The Italian judiciary has accused three NGOs that help to rescue refugees at the sea of cooperating with people's smugglers from Libya. According to investigators, 21 employees of Save the Children, Médecins Sans Frontières, and Jugend Rettet have long communicated with smugglers and coordinated the departure and rescue of small overcrowded migrant boats.

The Le Temps daily reported on the investigation.

According to the Italian police, cooperation in 12 rescue operations took place from spring to autumn 2017. A large part of the evidence was obtained by a police officer who infiltrated the workers of the Vos Hestia rescue ship of the Save the Children organization and filmed the joint action of smugglers and rescuers. Police also used wiretaps and seized material from confiscated computers and telephones during the final raid. The final police report 651-pages long and accuses 21 people of "circumventing the rescue system set up by the Italian authorities" and of cooperating with human smugglers.

How did the NGOs allegedly work with the smugglers? One early morning, for example, a group of Libyan smugglers arrived at the Vos Hestia and warned the ship's captain that a vessel full of refugees in need of rescue would soon appear. Prosecutors say nearly immediately a boat with 500 people on board emerged on the horizon, with one of the smugglers keeping the migrants calm by whipping them with a belt. The smugglers then organized the refugees' transfer to Vos Hestia, which transported them to the Italian shores with one smuggler on board. After three days, they sailed to the port of Reggio de Calabre, and the Libyan smuggler soon disappeared without a trace, describes Le Temps on of the operations from June 2017.

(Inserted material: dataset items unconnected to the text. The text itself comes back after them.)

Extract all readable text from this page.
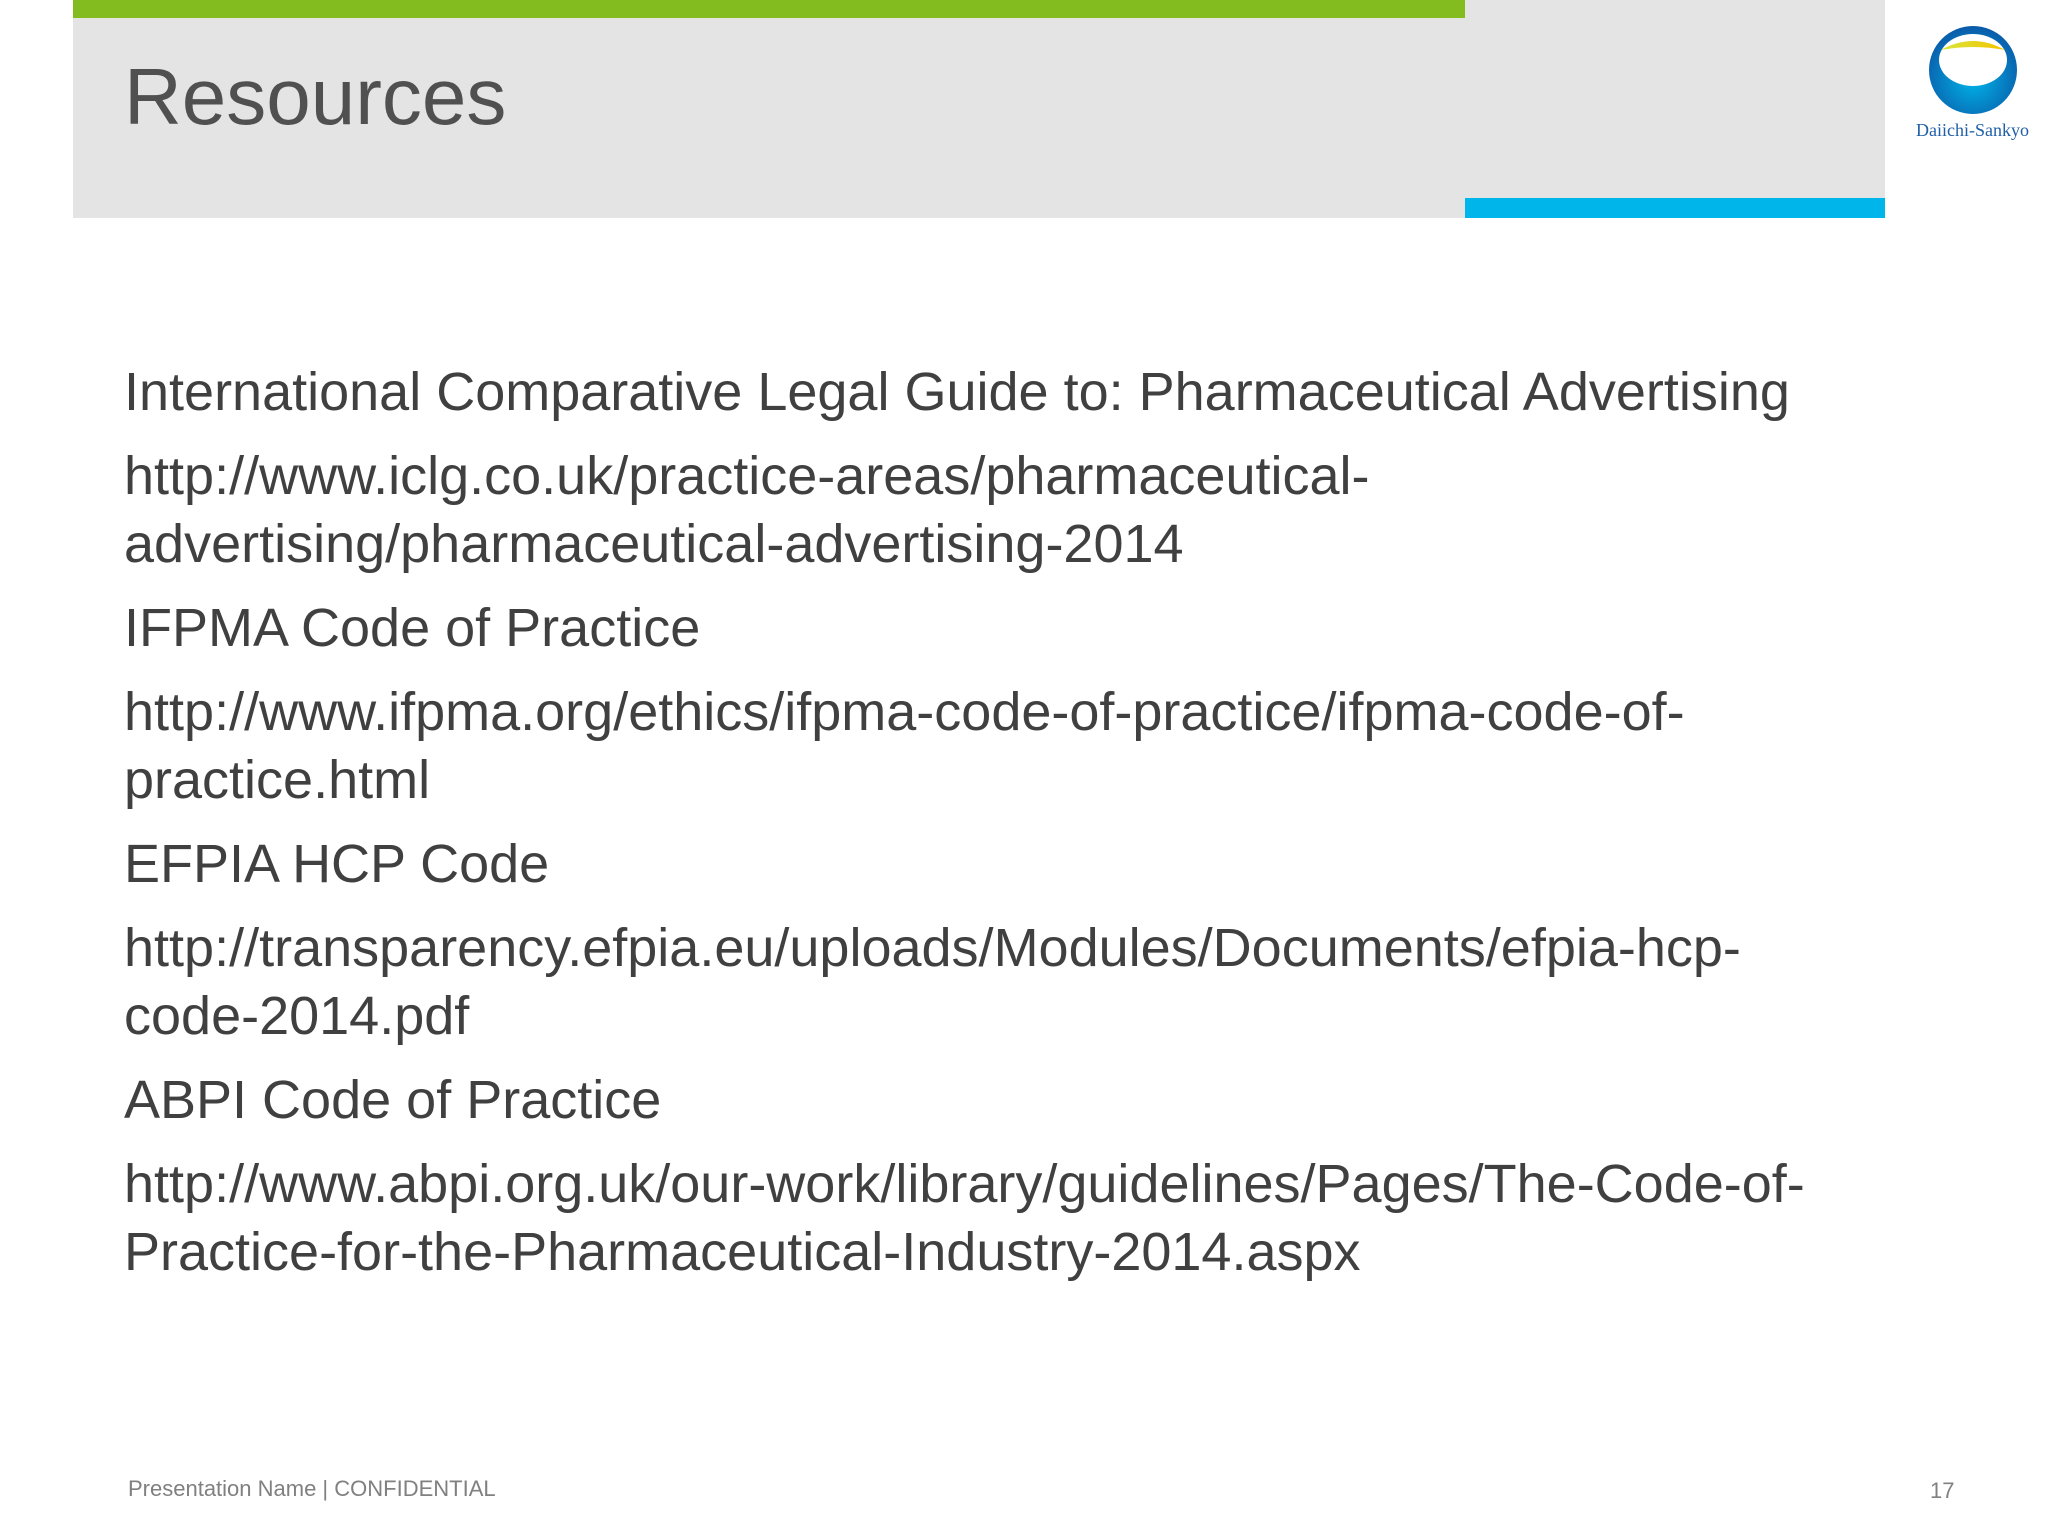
Resources	Daiichi-Sankyo

International Comparative Legal Guide to: Pharmaceutical Advertising

http://www.iclg.co.uk/practice-areas/pharmaceutical-
advertising/pharmaceutical-advertising-2014

IFPMA Code of Practice

http://www.ifpma.org/ethics/ifpma-code-of-practice/ifpma-code-of-
practice.html

EFPIA HCP Code

http://transparency.efpia.eu/uploads/Modules/Documents/efpia-hcp-
code-2014.pdf

ABPI Code of Practice

http://www.abpi.org.uk/our-work/library/guidelines/Pages/The-Code-of-
Practice-for-the-Pharmaceutical-Industry-2014.aspx

Presentation Name | CONFIDENTIAL	17
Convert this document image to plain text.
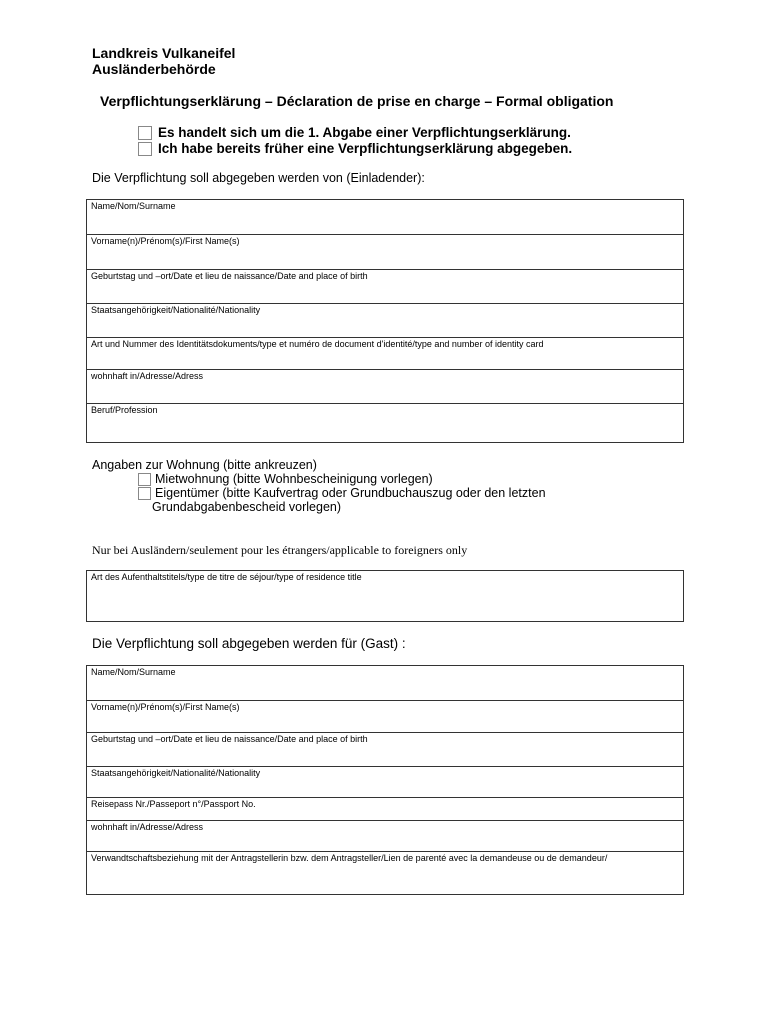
Landkreis Vulkaneifel
Ausländerbehörde
Verpflichtungserklärung – Déclaration de prise en charge – Formal obligation
Es handelt sich um die 1. Abgabe einer Verpflichtungserklärung.
Ich habe bereits früher eine Verpflichtungserklärung abgegeben.
Die Verpflichtung soll abgegeben werden von (Einladender):
Name/Nom/Surname
Vorname(n)/Prénom(s)/First Name(s)
Geburtstag und –ort/Date et lieu de naissance/Date and place of birth
Staatsangehörigkeit/Nationalité/Nationality
Art und Nummer des Identitätsdokuments/type et numéro de document d'identité/type and number of identity card
wohnhaft in/Adresse/Adress
Beruf/Profession
Angaben zur Wohnung (bitte ankreuzen)
Mietwohnung (bitte Wohnbescheinigung vorlegen)
Eigentümer (bitte Kaufvertrag oder Grundbuchauszug oder den letzten
Grundabgabenbescheid vorlegen)
Nur bei Ausländern/seulement pour les étrangers/applicable to foreigners only
Art des Aufenthaltstitels/type de titre de séjour/type of residence title
Die Verpflichtung soll abgegeben werden für (Gast) :
Name/Nom/Surname
Vorname(n)/Prénom(s)/First Name(s)
Geburtstag und –ort/Date et lieu de naissance/Date and place of birth
Staatsangehörigkeit/Nationalité/Nationality
Reisepass Nr./Passeport n°/Passport No.
wohnhaft in/Adresse/Adress
Verwandtschaftsbeziehung mit der Antragstellerin bzw. dem Antragsteller/Lien de parenté avec la demandeuse ou de demandeur/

Under maritime law, the crew of a ship that sees a vessel in distress must first inform the Maritime Rescue and Coordination Center (MRCC) in Rome, which may grant the permission to intervene. According to investigators, crews of the rescue ships received GPS coordinates of the boats with migrants in advance, sailed as close to them as possible, and only then did the vessels report to the MRCC. Because they were closest, the MRCC often ended up ordering them to rescue the refugees.

The Italian police accused 21 members of the ship's crews and coordinators of non-profit organizations from Italy, Germany, France, Belgium, the United Kingdom, and Spain. They face between four months and 20 years in prison.

Médecins Sans Frontières (MSF) has issued a statement, refuting that the organization would commit these offenses. According to MSF, the refugees' rescue fully complies with the maritime law, with a total of 81,000 people allegedly surviving the journey across the sea thanks to MSF.